Parkland Shooter Trials: A Death Sentence or A Life in Prison?
Updated: Jan 12
From age three, Nikolas Cruz was a troubled child. At such a young age he had already begun an obsession with guns, visiting psychiatrists, meeting with counselors, and talking to police officers. On February 14th, 2018, he stopped listening to the people trying to help him.
Fifty-four months ago, Cruz killed fourteen students and three teachers at Stoneman Douglas High School. One month ago, the pain began again as Cruz’s sentencing was finally taken to court. The prosecution worked to charge Cruz with the death penalty, while the defense was fighting for survival and a life sentence.
Beginning on July 18th, the prosecution opened the trial with a three week period of testimonies, witnesses, and evidence. Their case rested on the facts behind Cruz’s clear malice and intent to kill. Through videos, text messages, and posts from Cruz, the seven men and five women in the jury saw the events that took place in 2018.
The prosecution finished with the security footage of the shooting. According to an article in The New York Times, the jurors were horrified at the graphic scenes. They were then led through the preserved crime scene and allowed to take time on their own to look around.

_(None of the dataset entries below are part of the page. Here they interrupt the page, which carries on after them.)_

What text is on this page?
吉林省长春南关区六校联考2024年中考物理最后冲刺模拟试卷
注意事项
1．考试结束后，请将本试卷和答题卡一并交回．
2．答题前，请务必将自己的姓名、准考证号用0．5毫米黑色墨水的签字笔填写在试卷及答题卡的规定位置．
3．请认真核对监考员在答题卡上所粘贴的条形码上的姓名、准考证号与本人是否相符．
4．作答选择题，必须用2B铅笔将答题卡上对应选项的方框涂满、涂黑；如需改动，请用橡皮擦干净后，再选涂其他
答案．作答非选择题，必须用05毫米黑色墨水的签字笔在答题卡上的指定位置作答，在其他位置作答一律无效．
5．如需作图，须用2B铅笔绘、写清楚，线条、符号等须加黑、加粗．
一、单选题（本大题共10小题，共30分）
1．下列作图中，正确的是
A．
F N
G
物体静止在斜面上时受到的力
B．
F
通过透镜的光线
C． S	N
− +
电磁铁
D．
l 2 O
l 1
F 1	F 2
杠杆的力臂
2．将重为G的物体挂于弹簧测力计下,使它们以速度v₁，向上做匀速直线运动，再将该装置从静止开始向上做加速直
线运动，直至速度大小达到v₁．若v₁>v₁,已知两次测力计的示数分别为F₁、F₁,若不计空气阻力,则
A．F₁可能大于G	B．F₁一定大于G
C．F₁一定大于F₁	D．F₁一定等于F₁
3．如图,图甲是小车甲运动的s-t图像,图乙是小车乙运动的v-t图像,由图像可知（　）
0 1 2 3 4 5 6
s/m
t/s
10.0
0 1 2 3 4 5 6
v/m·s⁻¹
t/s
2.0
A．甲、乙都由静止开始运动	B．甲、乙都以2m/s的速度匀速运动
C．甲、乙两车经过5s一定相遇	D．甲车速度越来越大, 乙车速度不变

The defense filed multiple motions to stop certain evidence, such as the footage of the shooting, from being played. However, the judge denied all motions. On August 4th, the prosecution rested their case, and the defense team took over.
The defense team developed their case around one goal– sparing a life. Assistant public defender Ms. McNeill argued that while Cruz committed a horrific crime, she is fighting for life rather than death.
The defense lawyers’ evidence centered around Cruz’s upbringing. At birth, Cruz was deprived of oxygen and was choked by the umbilical cord. His mother, Brenda Woodward, had a drug and alcohol addiction during, and after, her pregnancy, which the defense argued led to irreversible damage to Cruz’s brain.
The defense’s main witness, Carolyn Deakins, was close friends with Woodward. She testified that Woodward often stole, was always drunk, was unaware as to who Cruz’s father was, and was not an attentive mother.
As a baby, Cruz was adopted by an elderly couple. His adoptive father died when Cruz was a toddler, and thus money was very tight for the newly adoptive mother. While she was instructed to send Cruz to treatment for his psychological issues, she refused, in fear of losing his social security benefits. Just four months before the shooting, Cruz’s adoptive mother passed away.
Ms. McNeill stated, “Wounded and damaged people wound and damage other people because they’re in pain” (McNeill, 2022). Cruz had a very difficult upbringing, but in no way should that have encouraged him to commit the horrific crime that he did. The death sentence requires a unanimous jury, and only time will tell what sentence Cruz receives.